Young Baskerville’s foray into meta-poetry or satire or something. (© 1999)
by Herm Baskerville, 1999
Settle down, class, please. The lesson has begun.
The poems we will be dissecting today will look
Like this one. The poems we have in school
Have been pre-killed to avoid distress, and are preserved
In formaldehyde. And if anyone feels faint at the sight
Of alliteration, you may go outside.
You can get the necessary instruments from the tray
At the front. You need one poem, one white tile,
One scalpel. It doesn’t matter if, like this one, it is a little blunt.
Let us make a start. We haven’t much time, so I suggest
That we go immediately for the heart of the poem.
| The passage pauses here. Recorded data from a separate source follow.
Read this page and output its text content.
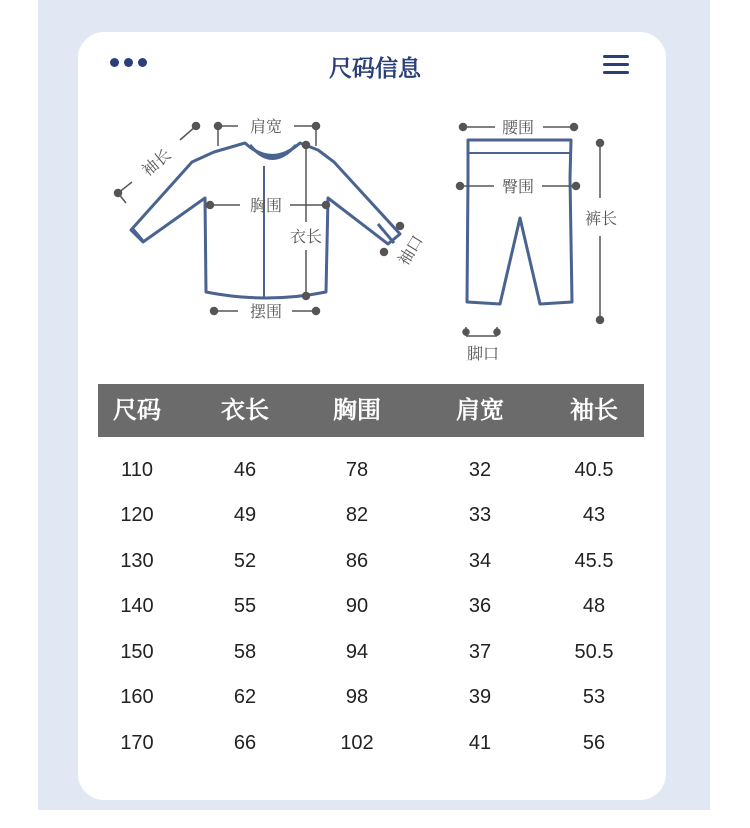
尺码信息
肩宽
袖长
胸围
衣长	袖口
摆围
腰围
臀围
裤长
脚口
尺码	衣长	胸围	肩宽	袖长
110	46	78	32	40.5
120	49	82	33	43
130	52	86	34	45.5
140	55	90	36	48
150	58	94	37	50.5
160	62	98	39	53
170	66	102	41	56
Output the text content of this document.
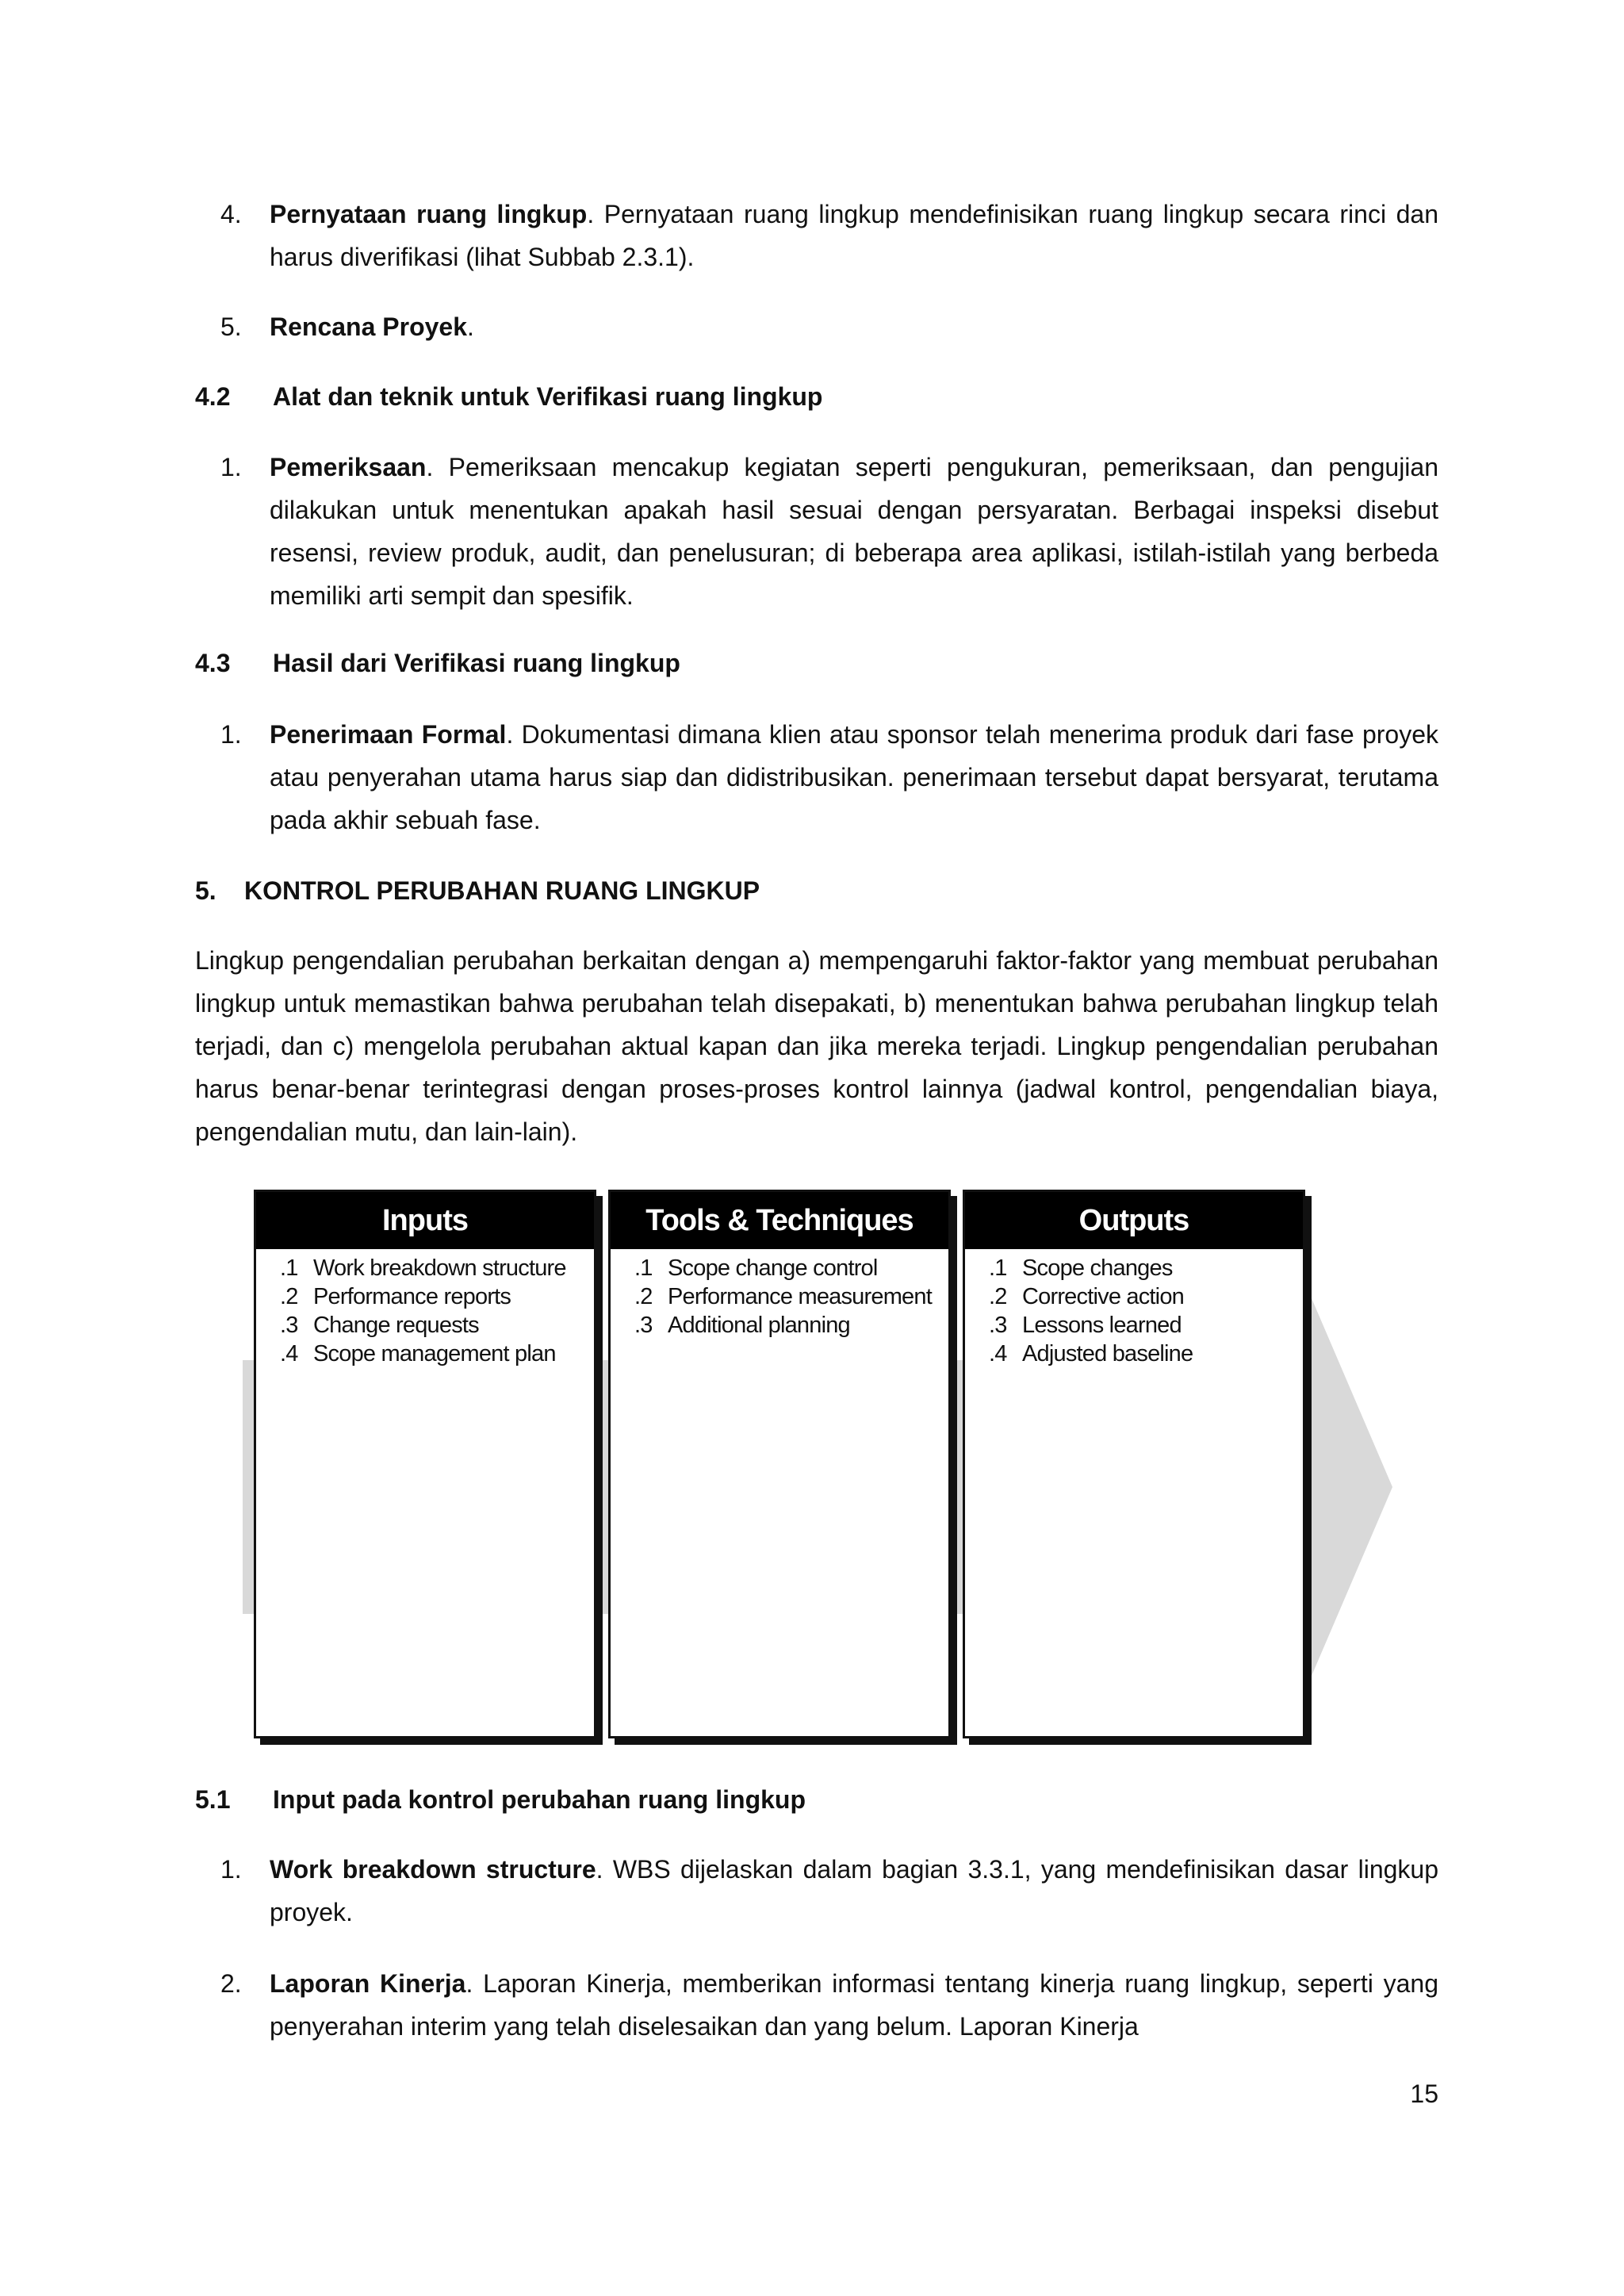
4. Pernyataan ruang lingkup. Pernyataan ruang lingkup mendefinisikan ruang lingkup secara rinci dan harus diverifikasi (lihat Subbab 2.3.1).
5. Rencana Proyek.
4.2 Alat dan teknik untuk Verifikasi ruang lingkup
1. Pemeriksaan. Pemeriksaan mencakup kegiatan seperti pengukuran, pemeriksaan, dan pengujian dilakukan untuk menentukan apakah hasil sesuai dengan persyaratan. Berbagai inspeksi disebut resensi, review produk, audit, dan penelusuran; di beberapa area aplikasi, istilah-istilah yang berbeda memiliki arti sempit dan spesifik.
4.3 Hasil dari Verifikasi ruang lingkup
1. Penerimaan Formal. Dokumentasi dimana klien atau sponsor telah menerima produk dari fase proyek atau penyerahan utama harus siap dan didistribusikan. penerimaan tersebut dapat bersyarat, terutama pada akhir sebuah fase.
5. KONTROL PERUBAHAN RUANG LINGKUP

Lingkup pengendalian perubahan berkaitan dengan a) mempengaruhi faktor-faktor yang membuat perubahan lingkup untuk memastikan bahwa perubahan telah disepakati, b) menentukan bahwa perubahan lingkup telah terjadi, dan c) mengelola perubahan aktual kapan dan jika mereka terjadi. Lingkup pengendalian perubahan harus benar-benar terintegrasi dengan proses-proses kontrol lainnya (jadwal kontrol, pengendalian biaya, pengendalian mutu, dan lain-lain).

Inputs
.1 Work breakdown structure
.2 Performance reports
.3 Change requests
.4 Scope management plan
Tools & Techniques
.1 Scope change control
.2 Performance measurement
.3 Additional planning
Outputs
.1 Scope changes
.2 Corrective action
.3 Lessons learned
.4 Adjusted baseline
5.1 Input pada kontrol perubahan ruang lingkup
1. Work breakdown structure. WBS dijelaskan dalam bagian 3.3.1, yang mendefinisikan dasar lingkup proyek.
2. Laporan Kinerja. Laporan Kinerja, memberikan informasi tentang kinerja ruang lingkup, seperti yang penyerahan interim yang telah diselesaikan dan yang belum. Laporan Kinerja
15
Watch, and make a small incision here, between
Verses three and four: just there will do.
Yes, that’s fine; try to make the cut as neat as mine.
And try to keep the punctuation
On the white tile, and not on the floor.
Pay attention, please. Notice the neat form of the simile,
Just peeping out from behind the extended metaphor.
Here we have the colon, and further down,
The semi colon. Can anybody guess
What this is? Yes, it is an internal rhyme.
And here is the inner or hidden meaning, visible
If we just hack our way through the outer meaning.
Oh, there’s the bell.
Quickly put everything away. Just tip the pieces
Into the bin. If you haven’t had the chance
To open up your heart, it doesn’t matter.
Terry Pratchett said he liked this. So did my English teacher, but let’s keep the credit to the one who inspired my love of writing rather than teaching a curriculum optimised to suck the life and colour out of it.